2014 saw the launch of Vox, which targeted first the Obama administration’s policy decisions on immigration and now Trump's White House.

And there are the scores of local and regional reporters along the border working at the Texas Monthly, Nogales International, Arizona Star, and the Texas Tribune, to name but a few, who have literally lived and breathed the on-the-ground effects of immigration and border policy for years and even decades.

Since the 2014 surge, the critical coverage of the government’s handling of immigrants and asylum-seekers has never let up, and there’s been nothing sudden about the media’s interest in Trump’s approach to immigration.
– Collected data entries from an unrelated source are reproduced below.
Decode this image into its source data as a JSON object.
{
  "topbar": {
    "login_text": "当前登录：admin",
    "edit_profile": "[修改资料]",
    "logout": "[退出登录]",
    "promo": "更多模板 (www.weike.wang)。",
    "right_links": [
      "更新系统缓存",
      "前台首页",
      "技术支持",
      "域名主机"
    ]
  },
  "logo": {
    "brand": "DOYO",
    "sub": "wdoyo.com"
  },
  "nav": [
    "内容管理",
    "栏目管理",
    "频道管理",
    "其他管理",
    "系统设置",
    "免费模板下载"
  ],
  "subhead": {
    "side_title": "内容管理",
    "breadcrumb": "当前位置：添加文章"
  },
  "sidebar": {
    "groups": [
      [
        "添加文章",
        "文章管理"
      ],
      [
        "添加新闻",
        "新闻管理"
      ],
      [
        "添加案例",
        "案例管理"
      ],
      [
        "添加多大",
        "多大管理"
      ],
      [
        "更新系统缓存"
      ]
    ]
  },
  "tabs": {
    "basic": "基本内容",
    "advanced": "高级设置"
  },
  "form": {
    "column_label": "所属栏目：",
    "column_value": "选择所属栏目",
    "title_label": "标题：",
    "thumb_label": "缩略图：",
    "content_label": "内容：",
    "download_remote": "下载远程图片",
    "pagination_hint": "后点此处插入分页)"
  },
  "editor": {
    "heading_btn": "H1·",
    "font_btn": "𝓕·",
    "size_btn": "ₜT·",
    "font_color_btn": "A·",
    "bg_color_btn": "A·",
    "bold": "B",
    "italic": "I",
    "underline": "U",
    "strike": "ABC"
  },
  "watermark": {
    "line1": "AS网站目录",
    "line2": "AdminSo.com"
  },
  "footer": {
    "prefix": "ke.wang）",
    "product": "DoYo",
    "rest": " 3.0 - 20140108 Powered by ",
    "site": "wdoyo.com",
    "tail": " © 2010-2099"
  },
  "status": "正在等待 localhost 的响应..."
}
If anything, the mainstream media have been warning of what was to come for more than a year. Last March, Reuters first reported that John Kelly, then the DHS secretary and now Trump’s chief of staff, was considering a new family separation policy for undocumented immigrants as a way of deterring more migration. A few months later, the New York Times revealed that federal officials were refusing to allow some immigrants even to apply for asylum at points of entry along the southern border, in violation of international law.

In November, I wrote that the Trump administration was unprepared for a surge of father-led immigrant families, resulting in DHS releasing most families while they awaited a verdict on their asylum applications. In December, Flores wrote about the first signs of the then-unofficial family separation policy being put in place.

Even the Trump administration telegraphed its crackdown. Five days after a presidential Twitter tirade, provoked in part by BuzzFeed’s reporting on the migrant caravan, the Department of Justice announced it was instituting a “zero-tolerance” policy toward undocumented immigration, including officially codifying the family separation policy already underway.

And in case not everyone had gotten the message, a month later, Sessions used the speech in Arizona to explicitly say the administration would now separate families at the border, arguing this “new initiative” was imperative to national security. “We are not going to let this country be invaded. We will not be stampeded. We will not capitulate to lawlessness,” Sessions vowed.

That the public would respond negatively to images and recordings of children being held in glorified dog runs begging for their mothers may have caught the White House and its allies off guard. But that’s only because they weren’t paying attention.